During 1981, an average of 700 people was killed monthly in El Salvador. Today, 34 years later, El Salvador is not that far from such figures. The month of May ended with 641 people killed, thus becoming the most violent month since the war ended.
Check out Part I of Clara’s Experiences from el Salvador!
El Salvador has passed from suffering a civil conflict to suffering a social one. It is a country characterized by legitimated violence, well established in every sphere of the daily life.
On my first day volunteering in San Salvador, I met a 14 year old girl who asked me and my colleague if we had a boyfriend.
My colleague answered that she just broke up with hers, so the teenage girl asked “did he hit you?” – No, responded my colleague – “then why did you break up with him?” asked the little girl in return.
This short and apparently meaningless conversation made me think – how can these figures be reverted in a country characterized by a culture of violence?

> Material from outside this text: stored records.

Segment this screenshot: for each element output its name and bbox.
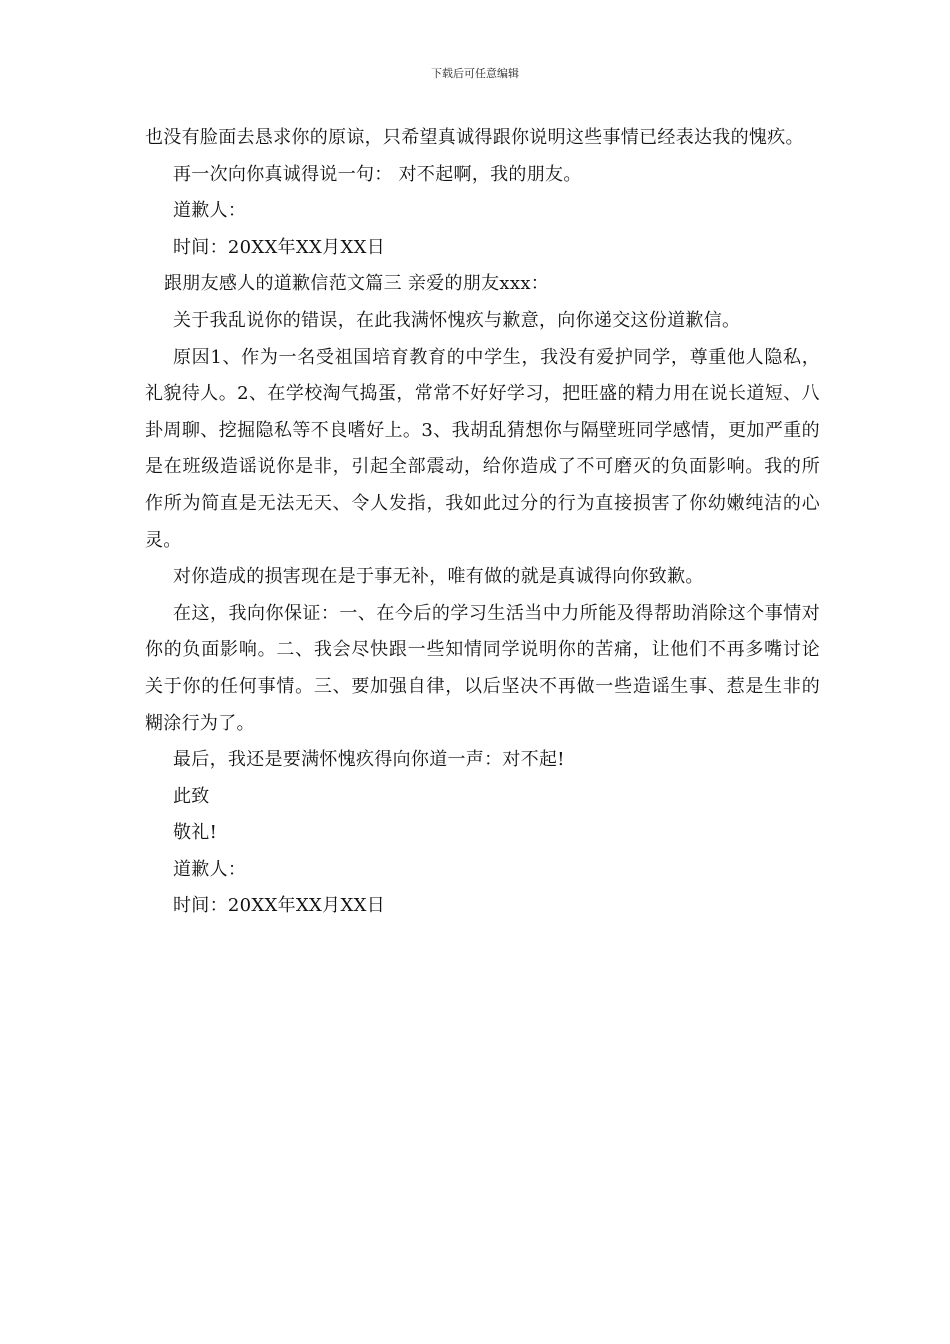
salutation-jing-li: 敬礼! — [173, 822, 218, 844]
paragraph-closing: 最后，我还是要满怀愧疚得向你道一声：对不起! — [173, 749, 565, 771]
paragraph-apology-again: 再一次向你真诚得说一句： 对不起啊，我的朋友。 — [173, 163, 582, 185]
paragraph-intro: 关于我乱说你的错误，在此我满怀愧疚与歉意，向你递交这份道歉信。 — [173, 309, 741, 331]
paragraph-reasons: 原因1、作为一名受祖国培育教育的中学生，我没有爱护同学，尊重他人隐私，礼貌待人。2、在学校淘气捣蛋，常常不好好学习，把旺盛的精力用在说长道短、八卦周聊、挖掘隐私等不良嗜好上。3、我胡乱猜想你与隔壁班同学感情，更加严重的是在班级造谣说你是非，引起全部震动，给你造成了不可磨灭的负面影响。我的所作所为简直是无法无天、令人发指，我如此过分的行为直接损害了你幼嫩纯洁的心灵。 — [145, 346, 820, 551]
letter-body — [145, 120, 820, 925]
paragraph-regret: 对你造成的损害现在是于事无补，唯有做的就是真诚得向你致歉。 — [173, 566, 704, 588]
signature-label: 道歉人： — [173, 200, 247, 222]
date-line: 时间：20XX年XX月XX日 — [173, 236, 385, 258]
paragraph-continuation: 也没有脸面去恳求你的原谅，只希望真诚得跟你说明这些事情已经表达我的愧疚。 — [145, 127, 804, 148]
page-header-note: 下载后可任意编辑 — [431, 67, 519, 80]
signature-label-2: 道歉人： — [173, 858, 247, 880]
salutation-ci-zhi: 此致 — [173, 785, 210, 807]
paragraph-promises: 在这，我向你保证：一、在今后的学习生活当中力所能及得帮助消除这个事情对你的负面影响。二、我会尽快跟一些知情同学说明你的苦痛，让他们不再多嘴讨论关于你的任何事情。三、要加强自律，以后坚决不再做一些造谣生事、惹是生非的糊涂行为了。 — [145, 602, 820, 734]
date-line-2: 时间：20XX年XX月XX日 — [173, 895, 385, 917]
section-heading: 跟朋友感人的道歉信范文篇三 亲爱的朋友xxx： — [164, 273, 550, 295]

According to Lindsey Wright (UNESCO), even though it is important to understand the ways in which to prevent violence, understanding why humans are (or become) violent is just as important.

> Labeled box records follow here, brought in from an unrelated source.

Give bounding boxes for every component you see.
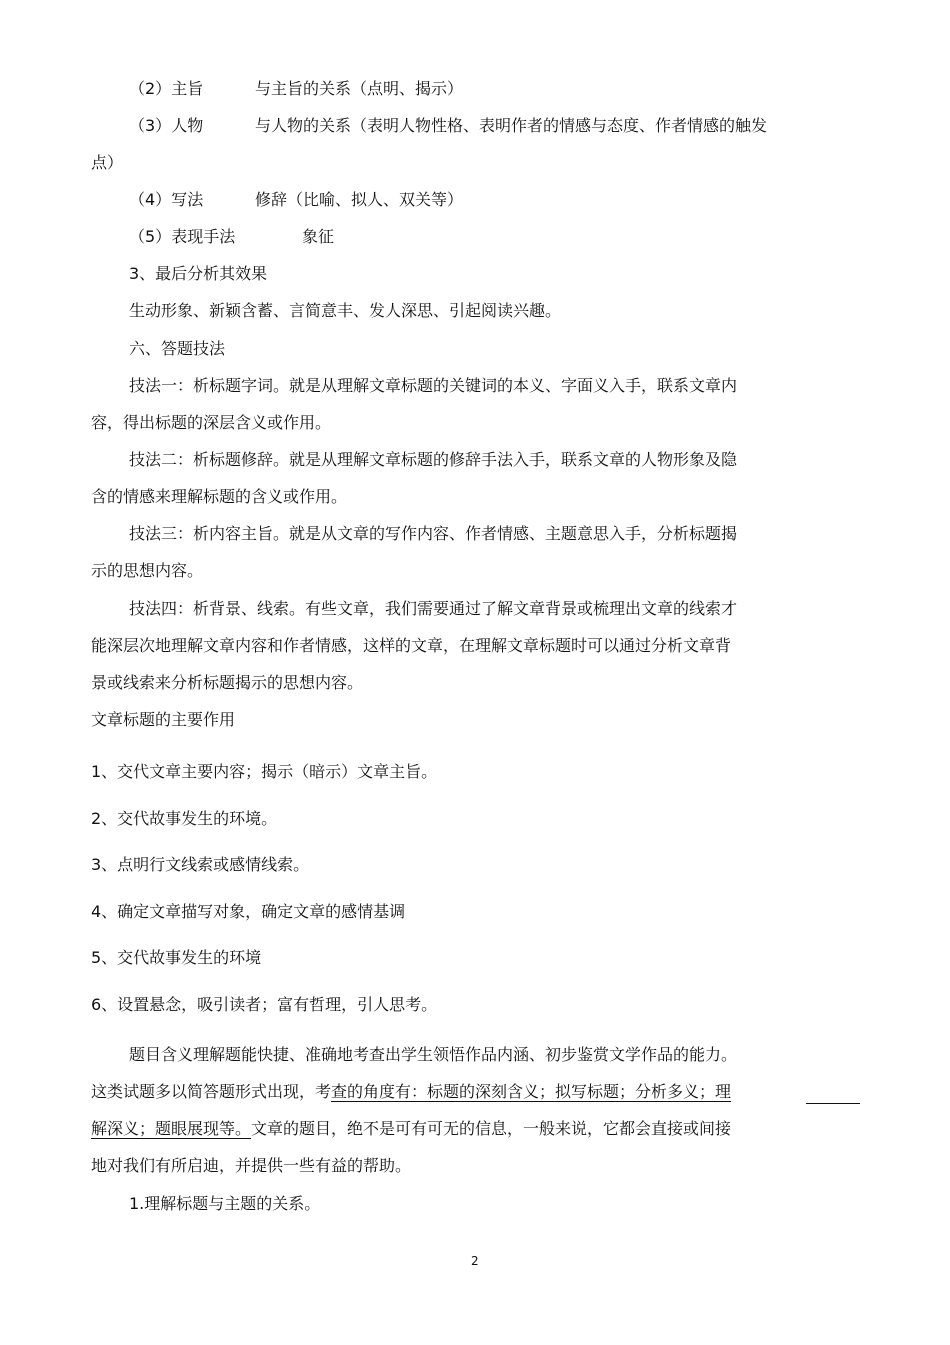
paragraph-text: 文章的题目，绝不是可有可无的信息，一般来说，它都会直接或间接: [251, 1119, 732, 1138]
item-name: 写法: [171, 190, 204, 209]
item-name: 主旨: [171, 79, 204, 98]
item-description: 修辞（比喻、拟人、双关等）: [255, 190, 464, 209]
paragraph-line-3: [91, 1118, 731, 1140]
item-number: （2）: [129, 79, 172, 98]
paragraph-line-1: 题目含义理解题能快捷、准确地考查出学生领悟作品内涵、初步鉴赏文学作品的能力。: [129, 1045, 738, 1064]
item-number: （5）: [129, 227, 172, 246]
item-description: 与人物的关系（表明人物性格、表明作者的情感与态度、作者情感的触发: [255, 116, 768, 135]
paragraph-line-4: 地对我们有所启迪，并提供一些有益的帮助。: [91, 1156, 412, 1175]
technique-4-line-1: 技法四：析背景、线索。有些文章，我们需要通过了解文章背景或梳理出文章的线索才: [129, 599, 738, 618]
point-1-heading: 1.理解标题与主题的关系。: [129, 1194, 321, 1213]
role-item-1: 1、交代文章主要内容；揭示（暗示）文章主旨。: [91, 762, 438, 781]
item-number: （3）: [129, 116, 172, 135]
role-item-5: 5、交代故事发生的环境: [91, 948, 262, 967]
technique-1-line-1: 技法一：析标题字词。就是从理解文章标题的关键词的本义、字面义入手，联系文章内: [129, 376, 738, 395]
list-item-4: [129, 189, 203, 211]
item-name: 表现手法: [171, 227, 236, 246]
effect-text: 生动形象、新颖含蓄、言简意丰、发人深思、引起阅读兴趣。: [129, 301, 562, 320]
paragraph-text: 这类试题多以简答题形式出现，考: [91, 1082, 332, 1101]
underlined-text: 查的角度有：标题的深刻含义；拟写标题；分析多义；理: [331, 1082, 732, 1101]
step-3-heading: 3、最后分析其效果: [129, 264, 268, 283]
list-item-5: [129, 226, 235, 248]
technique-1-line-2: 容，得出标题的深层含义或作用。: [91, 413, 332, 432]
technique-3-line-2: 示的思想内容。: [91, 561, 204, 580]
technique-4-line-2: 能深层次地理解文章内容和作者情感，这样的文章，在理解文章标题时可以通过分析文章背: [91, 636, 732, 655]
item-number: （4）: [129, 190, 172, 209]
role-item-4: 4、确定文章描写对象，确定文章的感情基调: [91, 902, 406, 921]
roles-heading: 文章标题的主要作用: [91, 710, 236, 729]
underline-extension: [806, 1103, 860, 1104]
role-item-6: 6、设置悬念，吸引读者；富有哲理，引人思考。: [91, 995, 438, 1014]
section-heading-6: 六、答题技法: [129, 339, 226, 358]
item-name: 人物: [171, 116, 204, 135]
technique-2-line-1: 技法二：析标题修辞。就是从理解文章标题的修辞手法入手，联系文章的人物形象及隐: [129, 450, 738, 469]
page-number: 2: [471, 1254, 479, 1268]
list-item-3: [129, 115, 203, 137]
technique-2-line-2: 含的情感来理解标题的含义或作用。: [91, 487, 348, 506]
technique-3-line-1: 技法三：析内容主旨。就是从文章的写作内容、作者情感、主题意思入手，分析标题揭: [129, 524, 738, 543]
paragraph-line-2: [91, 1081, 731, 1103]
role-item-3: 3、点明行文线索或感情线索。: [91, 855, 310, 874]
item-description-wrap: 点）: [91, 153, 124, 172]
role-item-2: 2、交代故事发生的环境。: [91, 809, 278, 828]
technique-4-line-3: 景或线索来分析标题揭示的思想内容。: [91, 673, 364, 692]
underlined-text: 解深义；题眼展现等。: [91, 1119, 252, 1138]
list-item-2: [129, 78, 203, 100]
item-description: 象征: [302, 227, 335, 246]
item-description: 与主旨的关系（点明、揭示）: [255, 79, 464, 98]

Actually, there is little evidence that proves whether humans are innately violent, but rather, a harsh environment creates conditions in which violence is necessary to ensure both personal and cultural survival.
Research has shown that when exposed to violence, individuals must also be taught to value or at least not to engage in violence as part of the social learning process.
For instance, children who behave violently are usually the product of a home in which one or both parents’ model violence. Thus, violence is a learned behavior in any culture or environment and is not proven to be a natural trait in humans.
In El Salvador only 18 out of 100 people get to finish Secondary school and only 4 out of 100 get to finish University.
However, among that 4% of educated people, around 70% says that they would leave El Salvador to go to the United States and look for a better life.
This means that El Salvador has passed from being an agriculture exporter to a human exporter, thus losing its most prominent human capital.
Compulsory education starts at the age of 6 in El Salvador, however there is no public support to the early education; thus making the parents the only ones responsible for the children until they turn 6.
The CINDE Association was born back in 1989 with the firm intention of changing the Salvadorian society from its basis by educating the future generations.
Its founder, Marisa Martínez, opened a daily care center aimed to host the children of the street vendors – single mothers with several children and no financial support who worked on the streets carrying their children.
The idea was not only to provide these children with a healthy and safe environment, but also to release the mothers from the burden of taking care of their children while working.
Today, after 25 years of continued and hard work, the CINDE Association has 3 daily care centers attended by 300 children, 3 programs for school support, secondary and tertiary scholarships, a parents’ school, a micro-credit program and a program for social and community intervention.
Carmen is one of the best examples of how education changes lives.
She was one of those children supposed to grow on the streets, with no chance for an education, with no chance for a better life.
I am not sure if she found CINDE or CINDE found her, but after benefitting from all its programs and initiatives she decided to pay it back. It is not that she was on debt with the Association, but she knew that she had been lucky enough to become that 4% of the population enabled to fight social injustice.
She decided to become a social worker and today she works as Coordinator for the CINDE Association.
Quoting Nelson Mandela: “education is the most powerful weapon you can use to change the world”.